In January, the Bank of Japan shocked the market by cutting interest rates into uncharted negative territory, and instead of having the desired effect of weakening the currency, the yen strengthened. That raised questions about whether the central bank had any ammunition left to fight years of economic weakness and a strengthening currency.

Still, the central bank could try again.

BOJ Governor Haruhiko Kuroda told the Sankei newspaper this week: "Technically there definitely is room for a further cut." Kuroda could also enlarge the central bank's massive 80 trillion yen (or nearly $800 billion) annual QE program when it meets Sept. 20-21.

However, that, too, may fail to deliver any real yen weakness.

"Our analysts in Tokyo do not expect further easing to be delivered in September, but even if it is delivered, we doubt that more of the same easing measures will prove effective at re-weakening the yen on a sustainable basis" Bank of Tokyo-Mitsubishi strategist Lee Hardman wrote in a recent note.
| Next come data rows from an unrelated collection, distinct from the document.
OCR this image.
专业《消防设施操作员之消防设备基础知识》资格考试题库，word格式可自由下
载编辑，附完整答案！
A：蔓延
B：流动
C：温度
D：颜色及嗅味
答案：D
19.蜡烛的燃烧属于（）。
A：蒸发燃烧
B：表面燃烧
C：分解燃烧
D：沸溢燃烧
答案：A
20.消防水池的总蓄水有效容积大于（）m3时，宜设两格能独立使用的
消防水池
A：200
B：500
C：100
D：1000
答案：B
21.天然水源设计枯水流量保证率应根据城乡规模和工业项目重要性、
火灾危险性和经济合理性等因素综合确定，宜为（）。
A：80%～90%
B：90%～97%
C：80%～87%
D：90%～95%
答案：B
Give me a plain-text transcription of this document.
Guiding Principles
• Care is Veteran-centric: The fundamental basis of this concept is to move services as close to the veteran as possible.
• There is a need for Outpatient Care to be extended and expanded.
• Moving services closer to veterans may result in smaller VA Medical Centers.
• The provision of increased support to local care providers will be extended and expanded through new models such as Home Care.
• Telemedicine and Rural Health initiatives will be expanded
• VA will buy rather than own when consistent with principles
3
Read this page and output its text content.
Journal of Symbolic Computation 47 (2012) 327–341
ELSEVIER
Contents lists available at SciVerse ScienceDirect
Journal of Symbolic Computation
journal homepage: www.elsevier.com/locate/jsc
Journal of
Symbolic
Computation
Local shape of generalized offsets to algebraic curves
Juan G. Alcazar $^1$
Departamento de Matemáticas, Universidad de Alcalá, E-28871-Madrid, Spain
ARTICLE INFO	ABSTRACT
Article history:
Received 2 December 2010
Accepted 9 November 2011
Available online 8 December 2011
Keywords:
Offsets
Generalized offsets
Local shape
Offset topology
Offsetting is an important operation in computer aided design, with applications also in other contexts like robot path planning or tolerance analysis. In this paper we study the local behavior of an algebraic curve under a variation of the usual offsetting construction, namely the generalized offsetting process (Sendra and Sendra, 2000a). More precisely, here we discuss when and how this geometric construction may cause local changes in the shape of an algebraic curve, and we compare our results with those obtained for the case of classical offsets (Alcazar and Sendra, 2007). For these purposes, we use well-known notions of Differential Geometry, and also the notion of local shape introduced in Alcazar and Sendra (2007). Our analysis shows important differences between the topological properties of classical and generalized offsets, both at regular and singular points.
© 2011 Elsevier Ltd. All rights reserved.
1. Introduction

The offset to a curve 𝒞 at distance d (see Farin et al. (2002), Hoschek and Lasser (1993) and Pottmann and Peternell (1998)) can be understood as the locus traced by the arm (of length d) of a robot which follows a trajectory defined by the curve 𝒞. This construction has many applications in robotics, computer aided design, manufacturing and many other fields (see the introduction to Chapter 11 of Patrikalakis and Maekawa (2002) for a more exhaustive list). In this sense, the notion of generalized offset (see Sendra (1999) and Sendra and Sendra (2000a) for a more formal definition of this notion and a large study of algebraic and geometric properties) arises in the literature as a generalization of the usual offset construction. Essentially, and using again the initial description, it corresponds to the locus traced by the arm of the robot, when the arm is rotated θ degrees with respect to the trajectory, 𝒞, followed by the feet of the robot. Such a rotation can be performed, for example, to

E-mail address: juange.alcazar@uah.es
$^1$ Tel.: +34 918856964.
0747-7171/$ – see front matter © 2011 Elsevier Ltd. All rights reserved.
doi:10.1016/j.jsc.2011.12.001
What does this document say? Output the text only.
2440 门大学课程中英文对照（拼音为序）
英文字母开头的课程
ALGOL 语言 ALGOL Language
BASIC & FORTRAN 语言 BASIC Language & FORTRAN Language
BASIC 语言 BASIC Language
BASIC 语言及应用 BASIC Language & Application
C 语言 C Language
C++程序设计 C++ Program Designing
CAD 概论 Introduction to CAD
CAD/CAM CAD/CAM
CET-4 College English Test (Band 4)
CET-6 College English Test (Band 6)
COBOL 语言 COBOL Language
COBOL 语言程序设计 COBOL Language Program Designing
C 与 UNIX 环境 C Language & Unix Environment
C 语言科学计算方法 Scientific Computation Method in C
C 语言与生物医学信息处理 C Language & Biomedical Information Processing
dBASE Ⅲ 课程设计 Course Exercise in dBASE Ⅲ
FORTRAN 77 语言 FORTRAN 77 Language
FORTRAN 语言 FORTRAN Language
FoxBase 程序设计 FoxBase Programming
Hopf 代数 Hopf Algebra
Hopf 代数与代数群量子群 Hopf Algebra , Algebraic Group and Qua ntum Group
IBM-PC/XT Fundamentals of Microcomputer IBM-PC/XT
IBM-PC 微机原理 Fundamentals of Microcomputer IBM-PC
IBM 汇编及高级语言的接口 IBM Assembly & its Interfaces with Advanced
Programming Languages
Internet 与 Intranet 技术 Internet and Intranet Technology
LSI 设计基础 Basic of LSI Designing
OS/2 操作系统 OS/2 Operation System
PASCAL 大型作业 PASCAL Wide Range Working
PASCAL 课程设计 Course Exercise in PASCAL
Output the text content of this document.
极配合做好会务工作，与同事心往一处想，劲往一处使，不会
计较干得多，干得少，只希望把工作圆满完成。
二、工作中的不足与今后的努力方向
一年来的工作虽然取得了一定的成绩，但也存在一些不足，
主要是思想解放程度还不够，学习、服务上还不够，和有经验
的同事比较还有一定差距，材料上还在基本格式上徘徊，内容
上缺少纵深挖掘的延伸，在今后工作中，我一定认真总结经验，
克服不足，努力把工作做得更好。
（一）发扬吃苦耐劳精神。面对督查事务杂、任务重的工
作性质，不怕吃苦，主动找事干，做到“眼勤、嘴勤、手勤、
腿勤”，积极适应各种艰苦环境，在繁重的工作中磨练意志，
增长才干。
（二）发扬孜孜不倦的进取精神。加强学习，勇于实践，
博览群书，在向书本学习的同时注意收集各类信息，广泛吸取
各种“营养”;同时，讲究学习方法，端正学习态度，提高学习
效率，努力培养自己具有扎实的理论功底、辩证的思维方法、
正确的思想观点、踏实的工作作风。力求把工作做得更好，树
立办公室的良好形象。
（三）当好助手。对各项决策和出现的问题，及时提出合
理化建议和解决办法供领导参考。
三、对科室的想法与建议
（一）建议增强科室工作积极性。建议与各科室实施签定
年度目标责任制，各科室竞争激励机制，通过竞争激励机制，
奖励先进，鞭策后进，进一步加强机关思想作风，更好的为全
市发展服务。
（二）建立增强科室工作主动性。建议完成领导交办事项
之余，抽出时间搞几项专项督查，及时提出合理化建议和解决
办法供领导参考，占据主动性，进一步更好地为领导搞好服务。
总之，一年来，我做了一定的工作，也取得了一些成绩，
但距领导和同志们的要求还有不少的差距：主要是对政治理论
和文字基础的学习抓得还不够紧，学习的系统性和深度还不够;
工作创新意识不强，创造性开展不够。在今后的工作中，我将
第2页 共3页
Another sign the yen has more room to run?

The currency's surge is happening during a period of relative calm for broader markets. Historically, investors sell the yen when market volatility remains low and they buy it as a safe haven during episodes of crisis, volatility and risk aversion.

Remember the days of panic following Brexit? The yen soared amid a global market sell-off. But as stocks have since recovered, surging to record highs, the yen has actually strengthened back to post-Brexit fear levels.

The fact that the yen is surging at the same time the CBOE Volatility Index (^VIX) sits at multiyear lows is very unusual according to Kathy Lien of BK Asset Management. "It suggests we could have a volatility spike that leads to more yen strength," she said.

So what could stand in the way of a stronger yen?

One risk is central bank intervention, which last happened in 2011 when the Bank of Japan (Tokyo Stock Exchange: 8301.T-JP) stepped into the market to sell the yen, but ultimately it didn't work and the market impact was short-lived.

Lien and other strategists suggest that 95 is the critical level that could trigger intervention and that "most certainly could cause a big squeeze given the [large] amount of long yen positions … but just like every other intervention attempt it will come right back down." (The yen was at 100.23 to the dollar on Wednesday.)

Furthermore, Japan may refrain from intervention this time to stem the yen's gains because of the upcoming U.S. election. With talk of trade protectionism on the rise in both parties — and countries such as China and Mexico under fire from Republican presidential nominee Donald Trump, who accuses them of manipulating their currencies and cheating American workers — Japanese authorities may decide to avoid any political scorn on the campaign trail.

The other factor that could stand in the way of a stronger yen is the Federal Reserve . If Chair Janet Yellen hints at raising interest rates in a widely anticipated speech in Jackson Hole, Wyoming on Friday, that could send the dollar higher across the board, including against the yen. Better U.S. economic data could have the same effect on the currency pair.

Ultimately, strategists say, that shouldn't change the yen's long-term trajectory and the country's economic fundamentals.

"I think that what is driving the yen — mostly Japanese lifers, pensions, corporates hedging their foreign investments or dollar assets — may not be blunted by prospects of higher [U.S.] rates," said Marc Chandler, chief FX strategist at Brown Brothers Harriman.

Bottom line, American companies are breathing a sigh of relief thanks to the yen's sharp jump, and that relief may last for the foreseeable future.

But when it comes to currency predictions and moves, keep the advice of Bonnie Baha, the markets expert and DoubleLine portfolio manager who tragically died in a car crash this week, in mind. She told me last year, in reference to the strong dollar: "Doesn't mean it's going to be a straight line, but markets rarely work that way, right?"